I don’t think that means for Paul that we shouldn’t be concerned about paying off our mortgage, or a sick relative, or global warming, or the economy. It’s not the way of the gospel to be heartless about the lives of the people we care about and the world God created. But we can get wrapped up in pouring our soul into work promotions we don’t need, or luxury items we won’t use. We might care too much to impress our neighbors. We might be trying too hard to change our circumstances or to keep our situation exactly the same. Part of Paul’s message of not worrying about this “stuff” and latching on to Jesus’ “stuff” is maintaining a pliable spirit. Life is going to throw things at you, some good, some bad. Part of the power of the gospel is the ability to build up resilience and maintain a thankful heart, even when low times come.
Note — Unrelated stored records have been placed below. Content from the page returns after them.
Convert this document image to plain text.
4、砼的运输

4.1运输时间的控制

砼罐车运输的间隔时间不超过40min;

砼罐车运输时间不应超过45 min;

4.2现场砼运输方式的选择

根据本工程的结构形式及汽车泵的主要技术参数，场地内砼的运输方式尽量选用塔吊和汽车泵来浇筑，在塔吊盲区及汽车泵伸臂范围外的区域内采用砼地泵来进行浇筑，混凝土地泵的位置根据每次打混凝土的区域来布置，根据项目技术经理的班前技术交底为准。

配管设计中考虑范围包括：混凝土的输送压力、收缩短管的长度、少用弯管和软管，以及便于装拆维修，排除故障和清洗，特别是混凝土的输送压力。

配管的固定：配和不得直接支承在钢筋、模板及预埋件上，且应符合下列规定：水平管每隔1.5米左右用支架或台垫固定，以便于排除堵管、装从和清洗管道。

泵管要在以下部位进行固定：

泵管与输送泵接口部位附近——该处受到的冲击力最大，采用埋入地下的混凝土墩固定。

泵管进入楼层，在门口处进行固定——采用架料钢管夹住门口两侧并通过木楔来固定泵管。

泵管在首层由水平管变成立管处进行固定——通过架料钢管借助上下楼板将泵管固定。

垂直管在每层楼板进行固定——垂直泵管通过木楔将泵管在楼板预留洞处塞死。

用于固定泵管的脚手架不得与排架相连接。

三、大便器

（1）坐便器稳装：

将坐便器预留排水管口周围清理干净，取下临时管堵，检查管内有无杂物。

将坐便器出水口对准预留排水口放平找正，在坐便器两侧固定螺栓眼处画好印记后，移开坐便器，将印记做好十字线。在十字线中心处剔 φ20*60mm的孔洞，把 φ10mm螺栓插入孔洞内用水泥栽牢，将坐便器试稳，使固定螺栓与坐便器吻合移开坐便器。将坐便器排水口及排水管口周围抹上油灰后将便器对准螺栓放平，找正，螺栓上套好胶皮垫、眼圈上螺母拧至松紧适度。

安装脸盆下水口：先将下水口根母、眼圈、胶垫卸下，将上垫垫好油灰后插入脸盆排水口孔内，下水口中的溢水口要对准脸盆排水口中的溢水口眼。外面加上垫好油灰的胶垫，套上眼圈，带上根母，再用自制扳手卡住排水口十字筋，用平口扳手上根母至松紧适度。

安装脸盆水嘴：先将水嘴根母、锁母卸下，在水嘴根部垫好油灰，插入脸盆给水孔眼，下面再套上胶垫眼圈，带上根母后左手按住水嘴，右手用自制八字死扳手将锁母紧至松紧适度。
I don’t know how the Philippians responded to Paul’s letter, but what I have gotten out of it is that the gospel doesn’t wash away our problems. There’s no guarantee of a “hassle-free” life. In fact, Paul tells the Philippians that more gospel = more suffering (1:29). What is promised is that life’s ups and downs, the good and the bad, have purpose and meaning in the gospel economy, and that life lived by faith in Jesus Christ will always move on the path towards God’s good gospel end, even if we cannot see the road ahead right now. We can choose to cling to the stuff that might go away and feel miserable. Or hold lightly to the transient stuff and cling to the stuff that Jesus wants us to care about. One way or another, our lives will have ta. It is only natural our hearts will respond to that ta. Magda Arnold was right—we respond emotionally to what we value. Choosing the good here and now means deciding what ta we will hold on to. So, worry! Paul says. But worry about the right ta, worry well, and worry with joy and hope in Jesus Christ. Let the good news touch and transform your whole being to conform to Christ’s own “gospel affections.”